Questo prototipo è stato realizzato in lamellare marino proprio per fare tutte le prove (ed eventuali modifiche) necessarie nel 1977. La produzione doveva esser fatta in vtr. ma nessuno l’ha accettato forse perché troppo piccolo (solo 12 metri).
*Alex Carozzo, nato a Genova ma vissuto a Venezia (sin dal terzo mese di vita), negli anni Sessanta fece per primo al mondo la traversata dell’oceano Pacifico (dal Giappone a San Francisco) d’inverno con una barca che si era auto progettato e costruito con materiale di recupero, dentro ad una sezione di stiva inutilizzata del Liberty di cui era ufficiale di rotta. L’albero (il primo) era un palo del telefono di Tokio caduto a terra…
Pochi giorni dopo la partenza un tifone investì la barca e le divelse l’albero. Alex proseguì con un moncone dello stesso, faticosamente recuperato a bordo, sino alle Midway (base militare americana) dove ebbe il permesso di entrare in porto, tagliare un albero di cedro rosso (mi pare di ricordare) , lavorarselo a mo’ di albero da vela, montarselo a bordo e ripartire… Racconta il tutto in un ottimo libro “Qualsiasi oceano va bene” edito da Mursia ma ormai introvabile.

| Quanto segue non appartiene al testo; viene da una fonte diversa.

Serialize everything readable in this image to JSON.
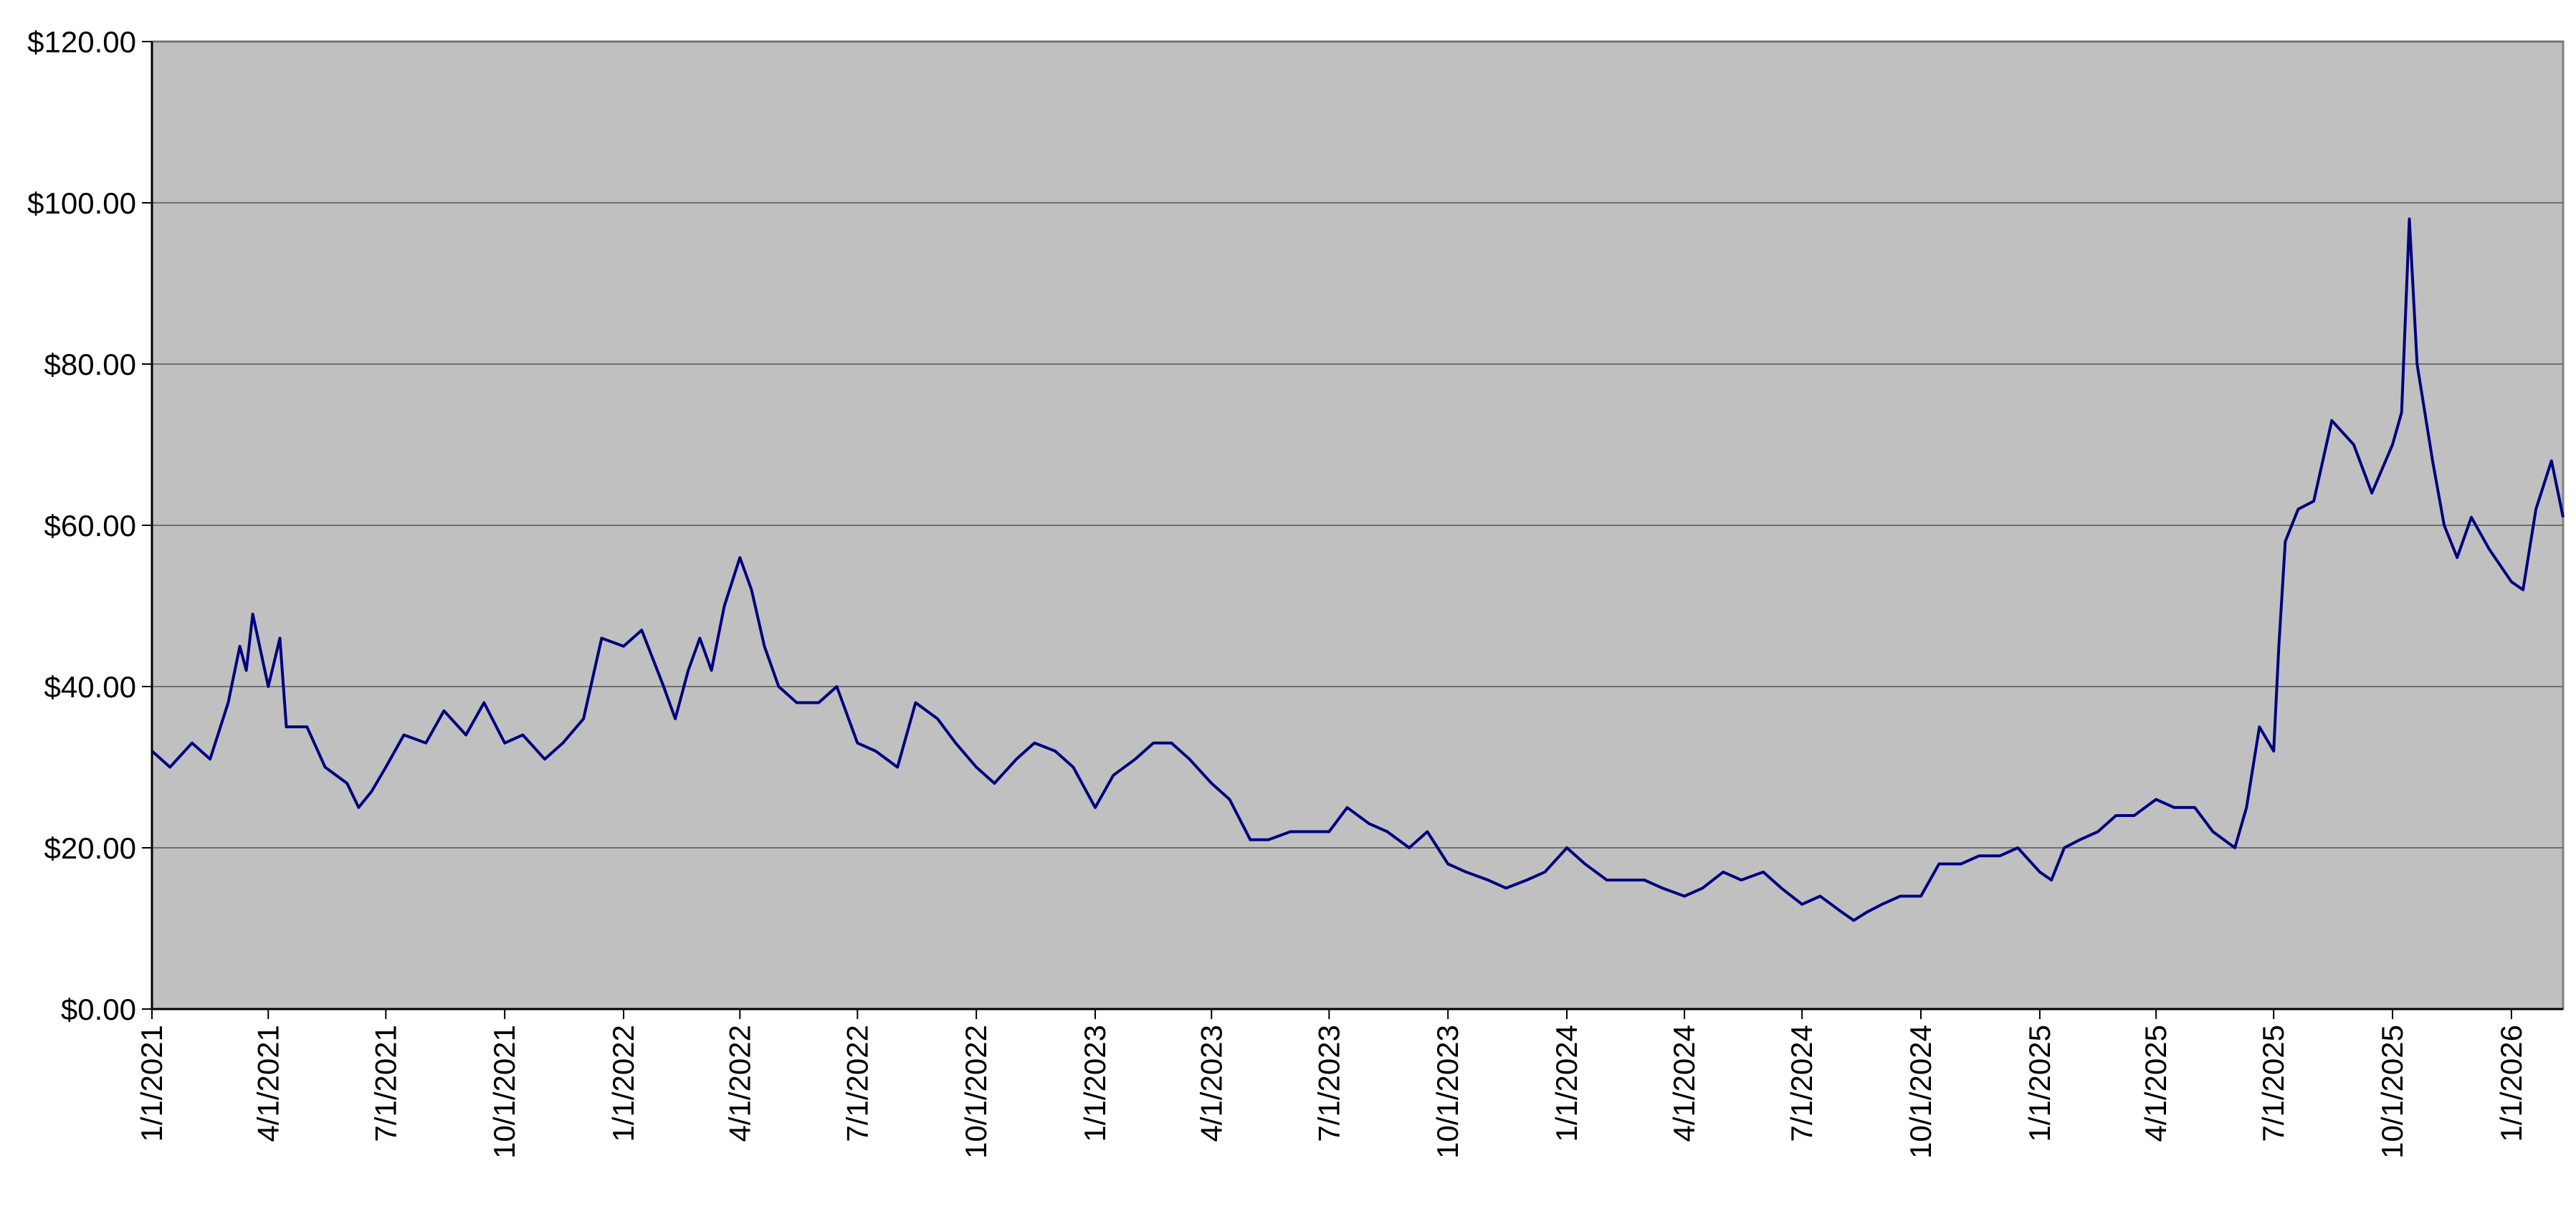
{
  "chart_data": {
    "type": "line",
    "color": "#000080",
    "grid": true,
    "x": [
      "1/1/2021",
      "1/15/2021",
      "2/1/2021",
      "2/15/2021",
      "3/1/2021",
      "3/10/2021",
      "3/15/2021",
      "3/20/2021",
      "4/1/2021",
      "4/10/2021",
      "4/15/2021",
      "5/1/2021",
      "5/15/2021",
      "6/1/2021",
      "6/10/2021",
      "6/20/2021",
      "7/1/2021",
      "7/15/2021",
      "8/1/2021",
      "8/15/2021",
      "9/1/2021",
      "9/15/2021",
      "10/1/2021",
      "10/15/2021",
      "11/1/2021",
      "11/15/2021",
      "12/1/2021",
      "12/15/2021",
      "1/1/2022",
      "1/15/2022",
      "2/1/2022",
      "2/10/2022",
      "2/20/2022",
      "3/1/2022",
      "3/10/2022",
      "3/20/2022",
      "4/1/2022",
      "4/10/2022",
      "4/20/2022",
      "5/1/2022",
      "5/15/2022",
      "6/1/2022",
      "6/15/2022",
      "7/1/2022",
      "7/15/2022",
      "8/1/2022",
      "8/15/2022",
      "9/1/2022",
      "9/15/2022",
      "10/1/2022",
      "10/15/2022",
      "11/1/2022",
      "11/15/2022",
      "12/1/2022",
      "12/15/2022",
      "1/1/2023",
      "1/15/2023",
      "2/1/2023",
      "2/15/2023",
      "3/1/2023",
      "3/15/2023",
      "4/1/2023",
      "4/15/2023",
      "5/1/2023",
      "5/15/2023",
      "6/1/2023",
      "6/15/2023",
      "7/1/2023",
      "7/15/2023",
      "8/1/2023",
      "8/15/2023",
      "9/1/2023",
      "9/15/2023",
      "10/1/2023",
      "10/15/2023",
      "11/1/2023",
      "11/15/2023",
      "12/1/2023",
      "12/15/2023",
      "1/1/2024",
      "1/15/2024",
      "2/1/2024",
      "2/15/2024",
      "3/1/2024",
      "3/15/2024",
      "4/1/2024",
      "4/15/2024",
      "5/1/2024",
      "5/15/2024",
      "6/1/2024",
      "6/15/2024",
      "7/1/2024",
      "7/15/2024",
      "8/1/2024",
      "8/10/2024",
      "8/20/2024",
      "9/1/2024",
      "9/15/2024",
      "10/1/2024",
      "10/15/2024",
      "11/1/2024",
      "11/15/2024",
      "12/1/2024",
      "12/15/2024",
      "1/1/2025",
      "1/10/2025",
      "1/20/2025",
      "2/1/2025",
      "2/15/2025",
      "3/1/2025",
      "3/15/2025",
      "4/1/2025",
      "4/15/2025",
      "5/1/2025",
      "5/15/2025",
      "6/1/2025",
      "6/10/2025",
      "6/20/2025",
      "7/1/2025",
      "7/5/2025",
      "7/10/2025",
      "7/20/2025",
      "8/1/2025",
      "8/15/2025",
      "9/1/2025",
      "9/15/2025",
      "10/1/2025",
      "10/8/2025",
      "10/14/2025",
      "10/20/2025",
      "11/1/2025",
      "11/10/2025",
      "11/20/2025",
      "12/1/2025",
      "12/15/2025",
      "1/1/2026",
      "1/10/2026",
      "1/20/2026",
      "2/1/2026",
      "2/10/2026"
    ],
    "values": [
      32,
      30,
      33,
      31,
      38,
      45,
      42,
      49,
      40,
      46,
      35,
      35,
      30,
      28,
      25,
      27,
      30,
      34,
      33,
      37,
      34,
      38,
      33,
      34,
      31,
      33,
      36,
      46,
      45,
      47,
      40,
      36,
      42,
      46,
      42,
      50,
      56,
      52,
      45,
      40,
      38,
      38,
      40,
      33,
      32,
      30,
      38,
      36,
      33,
      30,
      28,
      31,
      33,
      32,
      30,
      25,
      29,
      31,
      33,
      33,
      31,
      28,
      26,
      21,
      21,
      22,
      22,
      22,
      25,
      23,
      22,
      20,
      22,
      18,
      17,
      16,
      15,
      16,
      17,
      20,
      18,
      16,
      16,
      16,
      15,
      14,
      15,
      17,
      16,
      17,
      15,
      13,
      14,
      12,
      11,
      12,
      13,
      14,
      14,
      18,
      18,
      19,
      19,
      20,
      17,
      16,
      20,
      21,
      22,
      24,
      24,
      26,
      25,
      25,
      22,
      20,
      25,
      35,
      32,
      45,
      58,
      62,
      63,
      73,
      70,
      64,
      70,
      74,
      98,
      80,
      68,
      60,
      56,
      61,
      57,
      53,
      52,
      62,
      68,
      61
    ],
    "xlim": [
      "1/1/2021",
      "2/10/2026"
    ],
    "xticks": [
      "1/1/2021",
      "4/1/2021",
      "7/1/2021",
      "10/1/2021",
      "1/1/2022",
      "4/1/2022",
      "7/1/2022",
      "10/1/2022",
      "1/1/2023",
      "4/1/2023",
      "7/1/2023",
      "10/1/2023",
      "1/1/2024",
      "4/1/2024",
      "7/1/2024",
      "10/1/2024",
      "1/1/2025",
      "4/1/2025",
      "7/1/2025",
      "10/1/2025",
      "1/1/2026"
    ],
    "ylim": [
      0,
      120
    ],
    "yticks": [
      {
        "value": 0,
        "label": "$0.00"
      },
      {
        "value": 20,
        "label": "$20.00"
      },
      {
        "value": 40,
        "label": "$40.00"
      },
      {
        "value": 60,
        "label": "$60.00"
      },
      {
        "value": 80,
        "label": "$80.00"
      },
      {
        "value": 100,
        "label": "$100.00"
      },
      {
        "value": 120,
        "label": "$120.00"
      }
    ]
  }
}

Era in assoluto il primo italiano ad andar per mare da solo.
Ed è mio buon amico da sempre”.
Tutte le immagini pubblicate in questo articolo sono tratte dal libro di Levi “Milestones in My Designs” per g.c. dell’autore. – Tutti i diritti riservati. Note Legali
Gentile Elio,
la ringraziamo per questo suo commento che evidenzia intelligentemente e con acume la proiezione verso il futuro attuale che ebbe Levi nel progettare la carena di questo fantastico motorsailer one-off. Infatti, non c’è stato più alcun cantiere o progettista capace di comprendere la veggenza del grandissimo progettista Renato “Sonny” Levi che ha avuto la genialità di realizzare una carena che va a vela e capace di planare a velocità considerevole per togliersi da situazioni di pericolo, come forte maltempo ecc..
Personalmente, pur essendo un amante delle barche veloci ad alte prestazioni, riconosco che da oggi in avanti la nautica da diporto debba essere basata su un motorsailer vela – motore ibrido (endotermico ed elettrico) con accumulo di energia elettrica tramite l’eolico, i pannelli solari con cui realizzare speciali vele ecc..
Chi rimane fuori allo schema descritto appartiene al passato e credo che per motivi economici ed ecologici non ce lo possiamo più permettere.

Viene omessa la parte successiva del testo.